Stilla's trust model fits how teams actually adopt AI. By default, actions arrive as proposals, here is the PR I would open, the email I would send, and a human clicks approve. As confidence grows, you loosen the guardrails task by task until routine work runs on its own and only judgment calls surface. That reviewable trail is what makes it safe to hand real responsibilities, not just drafts, to an agent.

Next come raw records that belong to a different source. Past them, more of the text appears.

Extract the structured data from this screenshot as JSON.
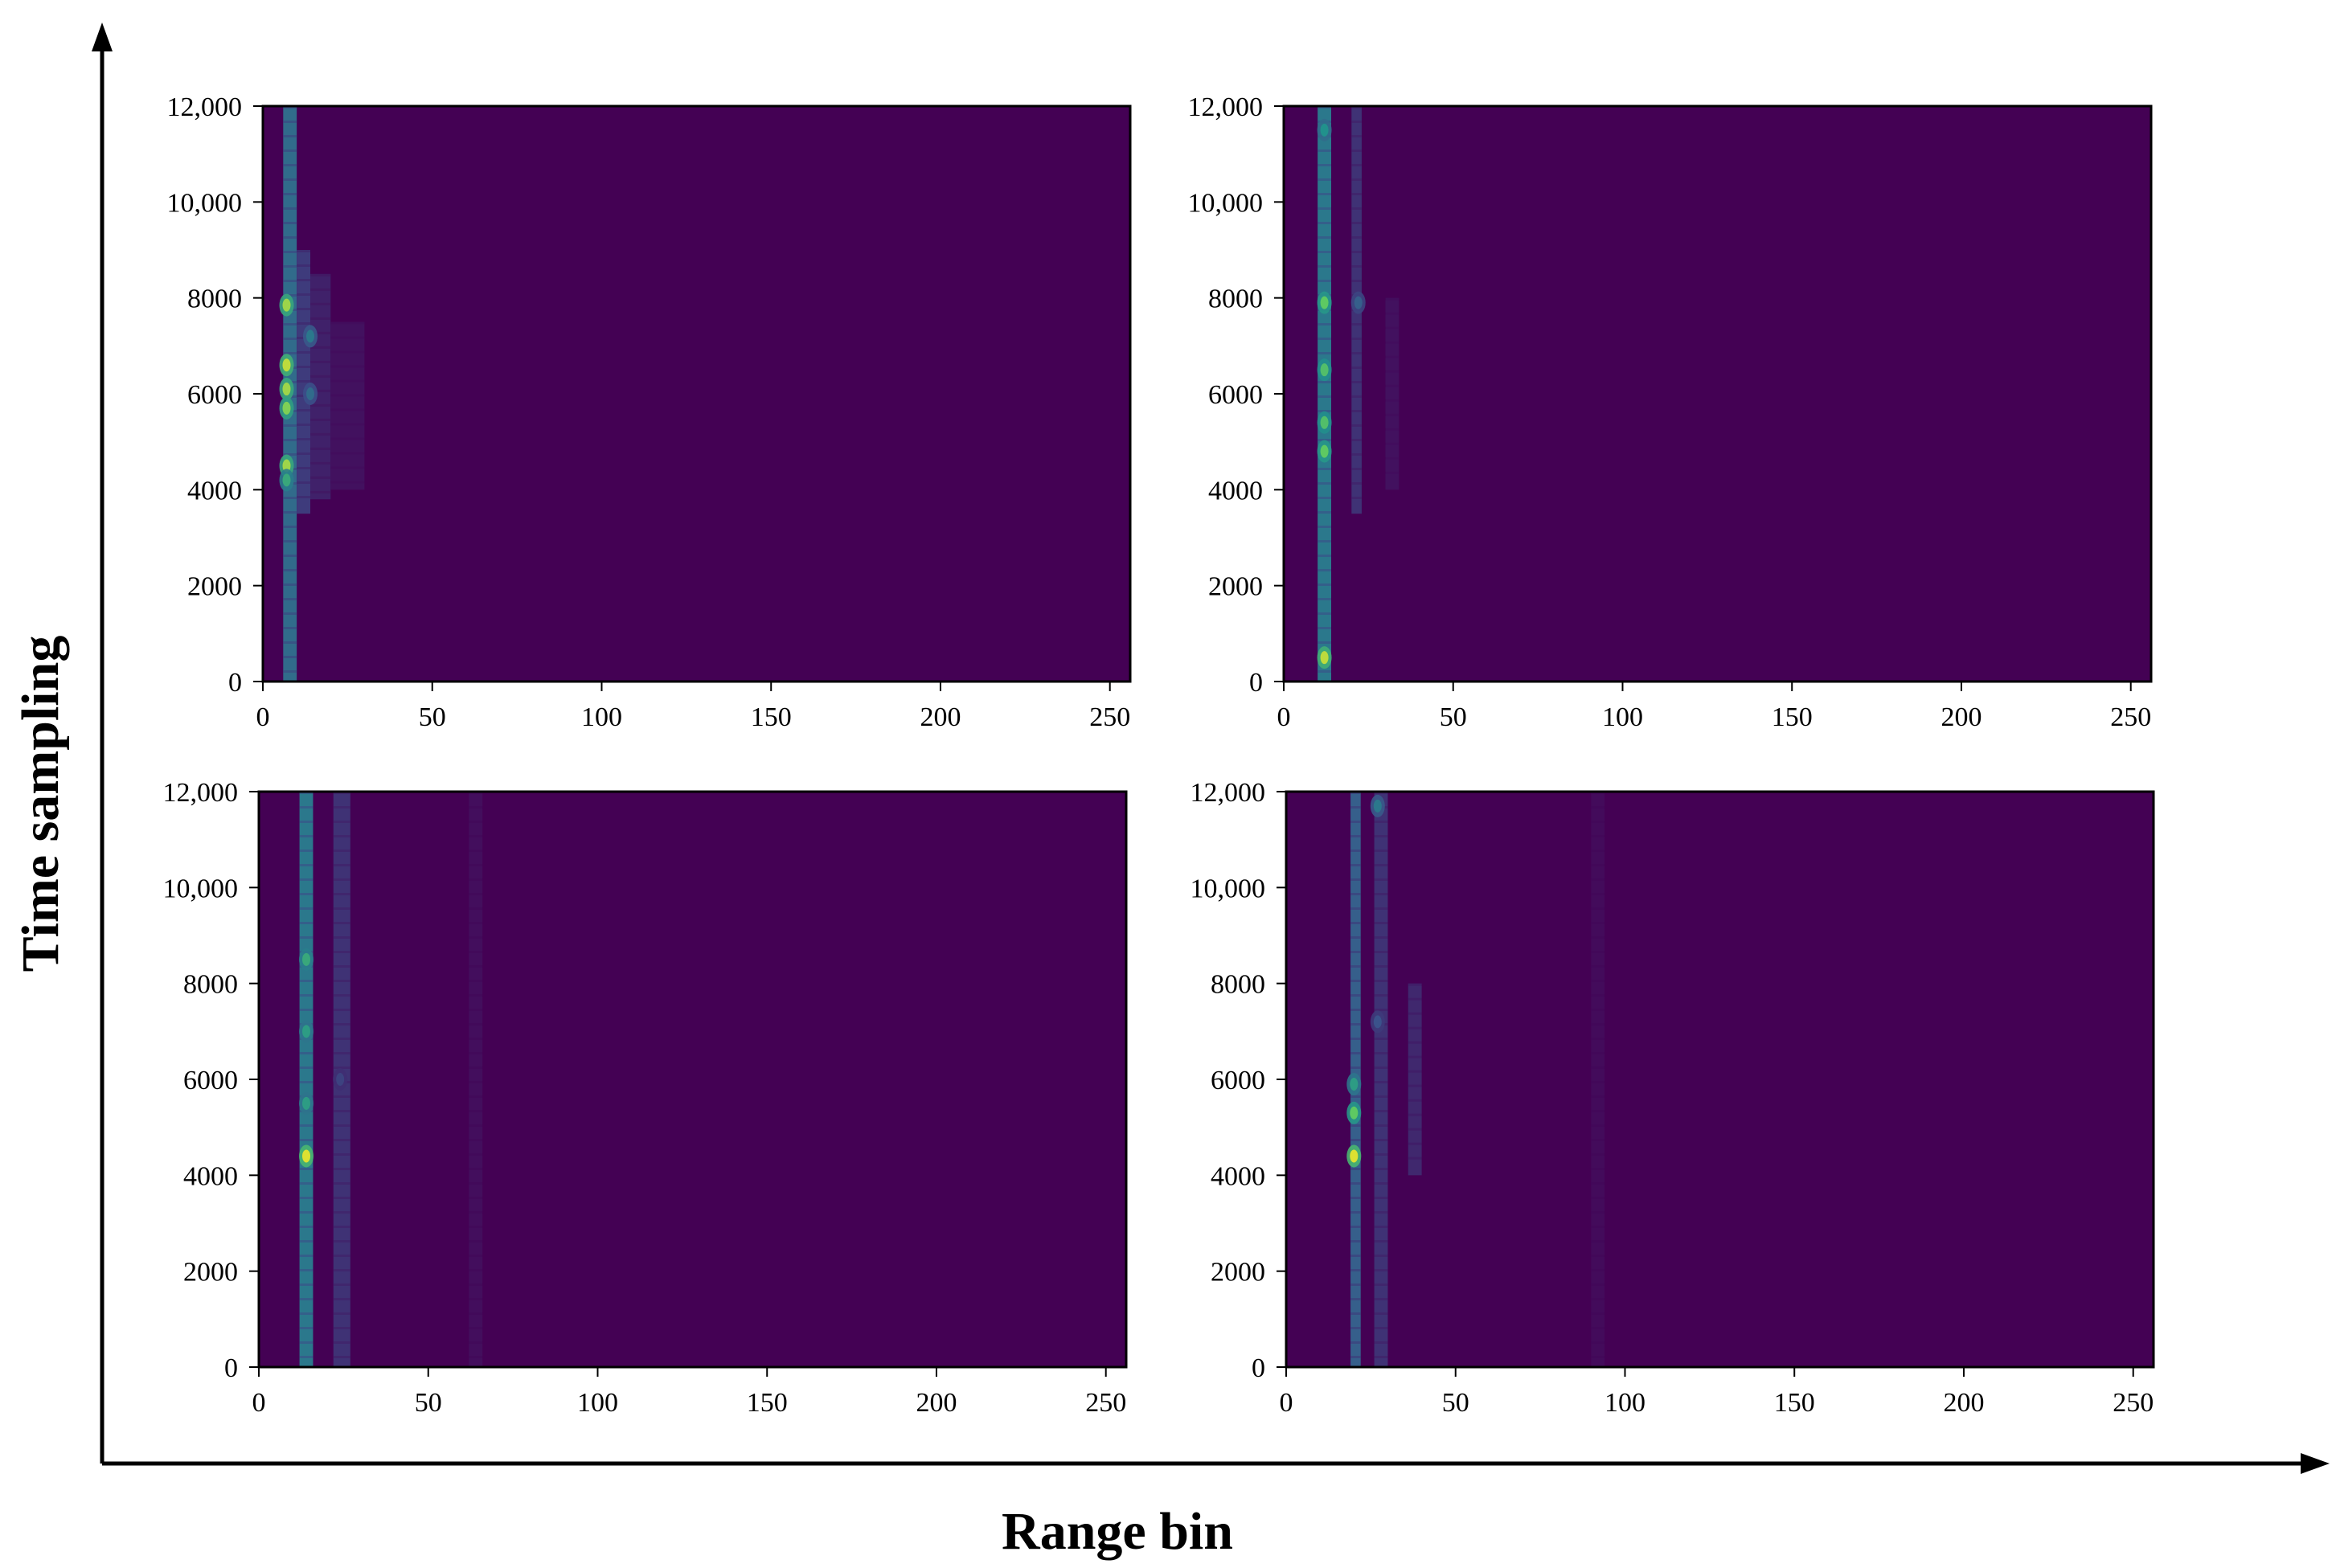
{
  "figure": {
    "xlabel": "Range bin",
    "ylabel": "Time sampling"
  },
  "colors": {
    "background": "#440154",
    "colormap": "viridis",
    "axis": "#000000"
  },
  "chart_data": [
    {
      "type": "heatmap",
      "panel": "top-left",
      "xlim": [
        0,
        256
      ],
      "ylim": [
        0,
        12000
      ],
      "xticks": [
        0,
        50,
        100,
        150,
        200,
        250
      ],
      "yticks": [
        0,
        2000,
        4000,
        6000,
        8000,
        10000,
        12000
      ],
      "xtick_labels": [
        "0",
        "50",
        "100",
        "150",
        "200",
        "250"
      ],
      "ytick_labels": [
        "0",
        "2000",
        "4000",
        "6000",
        "8000",
        "10,000",
        "12,000"
      ],
      "colormap": "viridis",
      "bands": [
        {
          "x": [
            6,
            10
          ],
          "y": [
            0,
            12000
          ],
          "intensity": 0.35
        },
        {
          "x": [
            10,
            14
          ],
          "y": [
            3500,
            9000
          ],
          "intensity": 0.18
        },
        {
          "x": [
            14,
            20
          ],
          "y": [
            3800,
            8500
          ],
          "intensity": 0.1
        },
        {
          "x": [
            20,
            30
          ],
          "y": [
            4000,
            7500
          ],
          "intensity": 0.05
        }
      ],
      "hotspots": [
        {
          "x": 7,
          "y": 7850,
          "intensity": 0.85
        },
        {
          "x": 7,
          "y": 6600,
          "intensity": 0.9
        },
        {
          "x": 7,
          "y": 6100,
          "intensity": 0.85
        },
        {
          "x": 7,
          "y": 5700,
          "intensity": 0.8
        },
        {
          "x": 7,
          "y": 4500,
          "intensity": 0.85
        },
        {
          "x": 7,
          "y": 4200,
          "intensity": 0.6
        },
        {
          "x": 14,
          "y": 7200,
          "intensity": 0.4
        },
        {
          "x": 14,
          "y": 6000,
          "intensity": 0.35
        }
      ]
    },
    {
      "type": "heatmap",
      "panel": "top-right",
      "xlim": [
        0,
        256
      ],
      "ylim": [
        0,
        12000
      ],
      "xticks": [
        0,
        50,
        100,
        150,
        200,
        250
      ],
      "yticks": [
        0,
        2000,
        4000,
        6000,
        8000,
        10000,
        12000
      ],
      "xtick_labels": [
        "0",
        "50",
        "100",
        "150",
        "200",
        "250"
      ],
      "ytick_labels": [
        "0",
        "2000",
        "4000",
        "6000",
        "8000",
        "10,000",
        "12,000"
      ],
      "colormap": "viridis",
      "bands": [
        {
          "x": [
            10,
            14
          ],
          "y": [
            0,
            12000
          ],
          "intensity": 0.4
        },
        {
          "x": [
            20,
            23
          ],
          "y": [
            3500,
            12000
          ],
          "intensity": 0.15
        },
        {
          "x": [
            30,
            34
          ],
          "y": [
            4000,
            8000
          ],
          "intensity": 0.05
        }
      ],
      "hotspots": [
        {
          "x": 12,
          "y": 500,
          "intensity": 0.9
        },
        {
          "x": 12,
          "y": 4800,
          "intensity": 0.75
        },
        {
          "x": 12,
          "y": 5400,
          "intensity": 0.7
        },
        {
          "x": 12,
          "y": 6500,
          "intensity": 0.7
        },
        {
          "x": 12,
          "y": 7900,
          "intensity": 0.75
        },
        {
          "x": 12,
          "y": 11500,
          "intensity": 0.5
        },
        {
          "x": 22,
          "y": 7900,
          "intensity": 0.3
        }
      ]
    },
    {
      "type": "heatmap",
      "panel": "bottom-left",
      "xlim": [
        0,
        256
      ],
      "ylim": [
        0,
        12000
      ],
      "xticks": [
        0,
        50,
        100,
        150,
        200,
        250
      ],
      "yticks": [
        0,
        2000,
        4000,
        6000,
        8000,
        10000,
        12000
      ],
      "xtick_labels": [
        "0",
        "50",
        "100",
        "150",
        "200",
        "250"
      ],
      "ytick_labels": [
        "0",
        "2000",
        "4000",
        "6000",
        "8000",
        "10,000",
        "12,000"
      ],
      "colormap": "viridis",
      "bands": [
        {
          "x": [
            12,
            16
          ],
          "y": [
            0,
            12000
          ],
          "intensity": 0.4
        },
        {
          "x": [
            22,
            27
          ],
          "y": [
            0,
            12000
          ],
          "intensity": 0.15
        },
        {
          "x": [
            62,
            66
          ],
          "y": [
            0,
            12000
          ],
          "intensity": 0.04
        }
      ],
      "hotspots": [
        {
          "x": 14,
          "y": 4400,
          "intensity": 0.95
        },
        {
          "x": 14,
          "y": 5500,
          "intensity": 0.55
        },
        {
          "x": 14,
          "y": 7000,
          "intensity": 0.55
        },
        {
          "x": 14,
          "y": 8500,
          "intensity": 0.6
        },
        {
          "x": 24,
          "y": 6000,
          "intensity": 0.2
        }
      ]
    },
    {
      "type": "heatmap",
      "panel": "bottom-right",
      "xlim": [
        0,
        256
      ],
      "ylim": [
        0,
        12000
      ],
      "xticks": [
        0,
        50,
        100,
        150,
        200,
        250
      ],
      "yticks": [
        0,
        2000,
        4000,
        6000,
        8000,
        10000,
        12000
      ],
      "xtick_labels": [
        "0",
        "50",
        "100",
        "150",
        "200",
        "250"
      ],
      "ytick_labels": [
        "0",
        "2000",
        "4000",
        "6000",
        "8000",
        "10,000",
        "12,000"
      ],
      "colormap": "viridis",
      "bands": [
        {
          "x": [
            19,
            22
          ],
          "y": [
            0,
            12000
          ],
          "intensity": 0.3
        },
        {
          "x": [
            26,
            30
          ],
          "y": [
            0,
            12000
          ],
          "intensity": 0.15
        },
        {
          "x": [
            36,
            40
          ],
          "y": [
            4000,
            8000
          ],
          "intensity": 0.12
        },
        {
          "x": [
            90,
            94
          ],
          "y": [
            0,
            12000
          ],
          "intensity": 0.03
        }
      ],
      "hotspots": [
        {
          "x": 20,
          "y": 4400,
          "intensity": 0.95
        },
        {
          "x": 20,
          "y": 5300,
          "intensity": 0.75
        },
        {
          "x": 20,
          "y": 5900,
          "intensity": 0.55
        },
        {
          "x": 27,
          "y": 7200,
          "intensity": 0.25
        },
        {
          "x": 27,
          "y": 11700,
          "intensity": 0.4
        }
      ]
    }
  ]
}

A memory the whole team shares

Under the chat interface sits the compounding asset: shared memory across every conversation and connected tool. Stilla remembers the decision from three weeks ago, the state of the ticket it filed, the promise made to the customer, so its output lands with context no fresh chatbot session could have. For product and engineering teams living across Slack, Linear and GitHub, it behaves like the one teammate who somehow read everything. An MCP server lets you wire in additional tools through the open protocol when your stack goes beyond the built-ins.

Where it shines

  • Works by mention inside the chat you already use
  • Turns threads into tickets, PRs, reports and emails
  • Proposal-and-approve flow before any autonomy
  • Shared memory across tools and conversations
  • Code review with full codebase context
  • Extensible through an open MCP server

Worth knowing

  • Priced per organization, best value for real teams
  • Deepest fit is product and engineering stacks
  • Guardrails deserve setup time before autonomy

Common questions

Does everyone on the team use the same agent?

Yes, that is the multiplayer part. One Stilla joins your workspace, sees the shared channels you allow, and anyone can hand it work by mentioning it.

Can it really write and review code?

Yes, it reviews changes, suggests fixes, opens pull requests and responds to review comments with context from your repository. Approval gates keep merges in human hands until you decide otherwise.

What about our data?

The company states customer data is not used to train models, with contractual enforcement, and offers regional hosting options. Review the current security terms against your own requirements before rollout.

Bottom line

Stilla bets that the best interface for an AI worker is the place your team already talks, and the bet pays off daily in tickets that file themselves and threads that end in shipped work instead of intentions. Invite it into a couple of channels, keep proposals on, and count what it closes in week one.